China, where the Covid-19 coronavirus hit first and hardest, now appears to be making significant progress against the deadly outbreak.

Beijing reported just 125 new cases of infection on Tuesday — a sharp drop from just a few days ago — while in places like South Korea, Iran and Italy, the virus continues to spread rapidly.

Worldwide, more than 90,000 people have been infected and about 3,100 have died, the vast majority in China.

At least 70 countries now face the same challenge that China did two months ago — containing the highly infectious virus while working to save the lives of those who contract it.

“Virus clusters in the United States led schools and subways to sanitize, quickened the search for a vaccine and spread fears among nursing home residents, who are especially vulnerable,” reports the Associated Press, noting that there are now more than 100 known infections in 15 states; six people have died, all in Washington state.

We are in uncharted territory,” declared World Health Organization (WHO) chief Tedros Adhanom Ghebreyesus.

WHO wants the world to follow China’s lead.

The organization’s assistant director-general, epidemiologist Bruce Aylward, recently led a group of experts to China to study the outbreak and the government’s response.

The group concluded that “China’s bold approach to contain the rapid spread of this new respiratory pathogen has changed the course of a rapidly escalating and deadly epidemic.”

In an interview with Vox, Aylward was asked about human rights concerns, in light of China’s harsh lockdowns on whole cities and regions of the country.

“I think people aren’t paying close enough attention,” Aylward said. “The majority of the response in China, in 30 provinces, was about case finding, contact tracing, and suspension of public gatherings — all common measures used anywhere in the world to manage [the spread of] diseases.”

In places like Wuhan, in China’s central Hubei province, where the virus first erupted, extreme measures were justified, Aylward said.

“These are places that got out of control in the beginning,” he said, “and China made this decision to protect China and the rest of the world.”

So what did China do that was most effective? Asked Vox’s Julia Belluz.

“I think the key learning from China is speed — it’s all about the speed,” Aylward said. “The faster you can find the cases, isolate the cases, and track their close contacts, the more successful you’re going to be.”

China’s response, he said, “demonstrates is if you settle down, roll up your sleeves, and begin that systematic work of case finding and contact tracing, you definitely can change the shape of the outbreak, take the heat out of it, and prevent a lot of people from getting sick and a lot of the most vulnerable from dying.”

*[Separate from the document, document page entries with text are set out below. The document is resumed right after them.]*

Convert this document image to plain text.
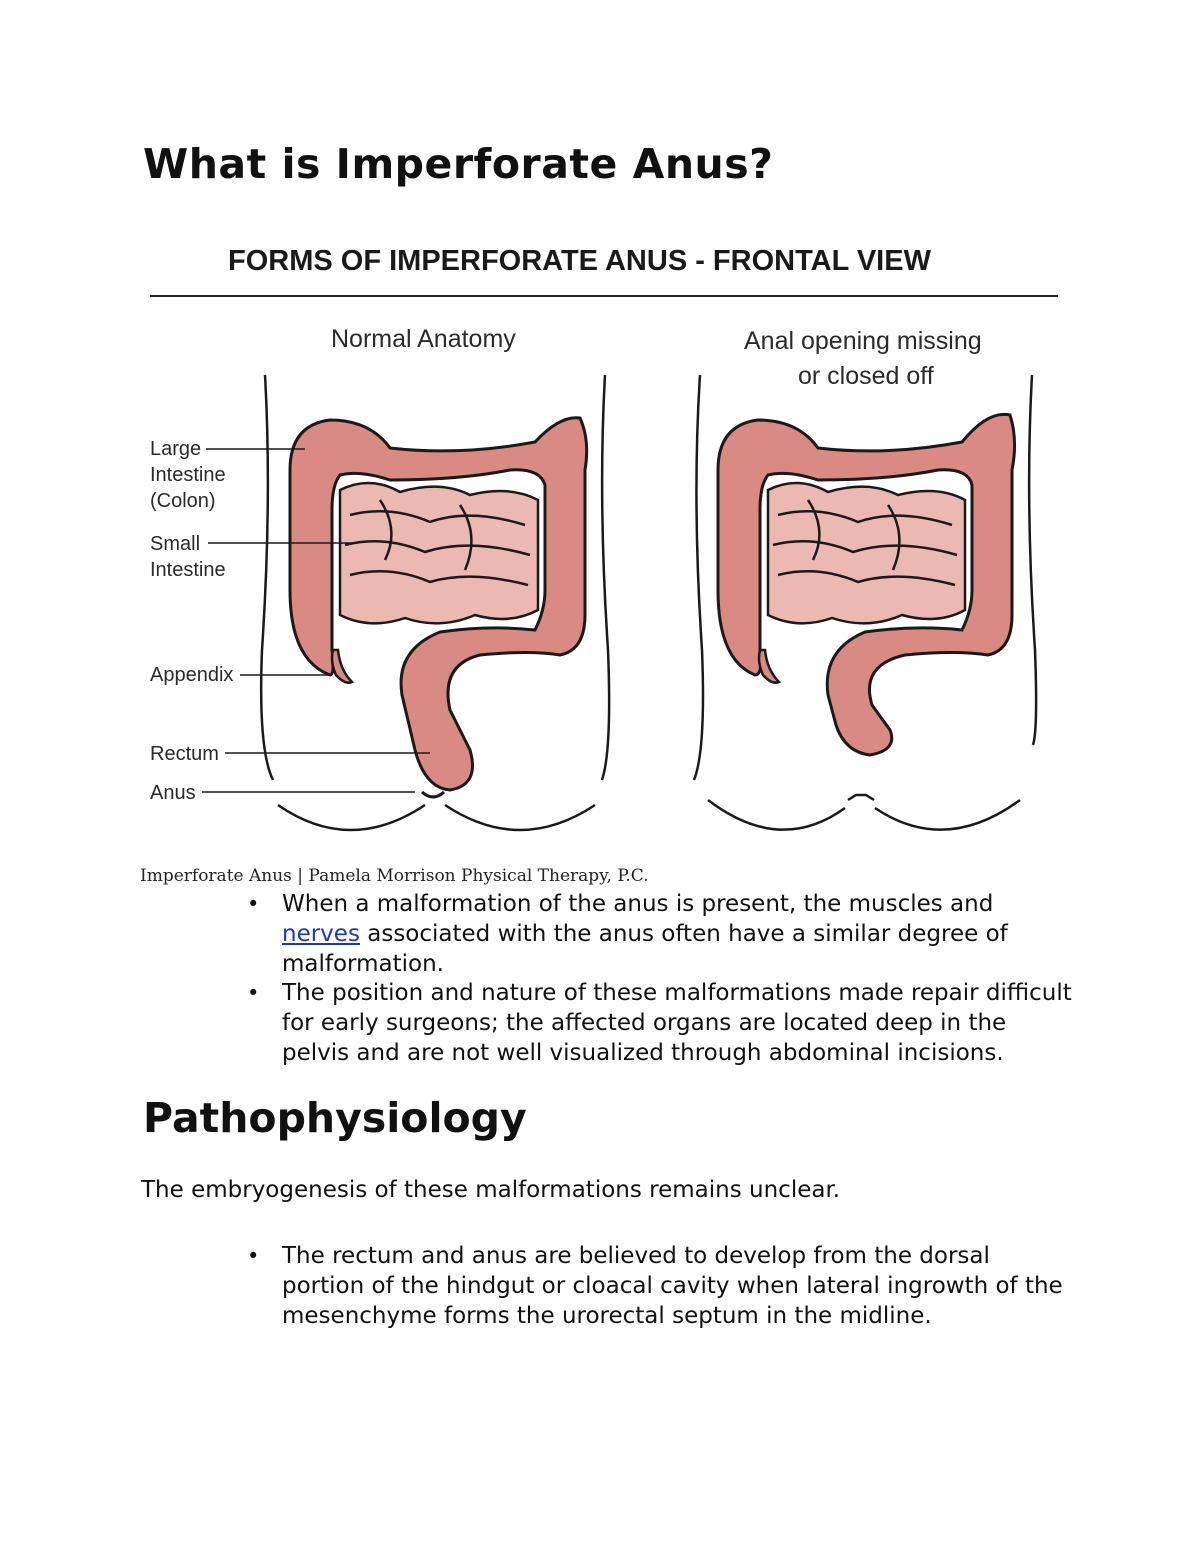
What is Imperforate Anus?
FORMS OF IMPERFORATE ANUS - FRONTAL VIEW
Normal Anatomy
Large
Intestine
(Colon)
Small
Intestine
Appendix
Rectum
Anus
Anal opening missing
or closed off

Imperforate Anus | Pamela Morrison Physical Therapy, P.C.

• When a malformation of the anus is present, the muscles and nerves associated with the anus often have a similar degree of malformation.
• The position and nature of these malformations made repair difficult for early surgeons; the affected organs are located deep in the pelvis and are not well visualized through abdominal incisions.
Pathophysiology

The embryogenesis of these malformations remains unclear.

• The rectum and anus are believed to develop from the dorsal portion of the hindgut or cloacal cavity when lateral ingrowth of the mesenchyme forms the urorectal septum in the midline.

Another key, Aylward said, is getting information about the virus to as many people as possible, as quickly as possible. If they recognize the possibility they might have contracted the virus, they should not go to health-care facilities where they could spread it farther, but stay home, self-quarantine; they may get sick, but outside China’s Covid-19 epicenter, the death rate has been very low.

Asked why the virus appears not to affect children nearly as much as adults and especially the elderly, Aylward said:

It’s a million-dollar question. There are three possibilities: Kids don’t get infected for some reason; they get infected but have a low expression of disease; they get infected and express disease like everyone else but we haven’t seen it because of schools being closed. I think the first and last aren’t the reality. So it’s that middle group” — that is, most infected children just don’t get very sick.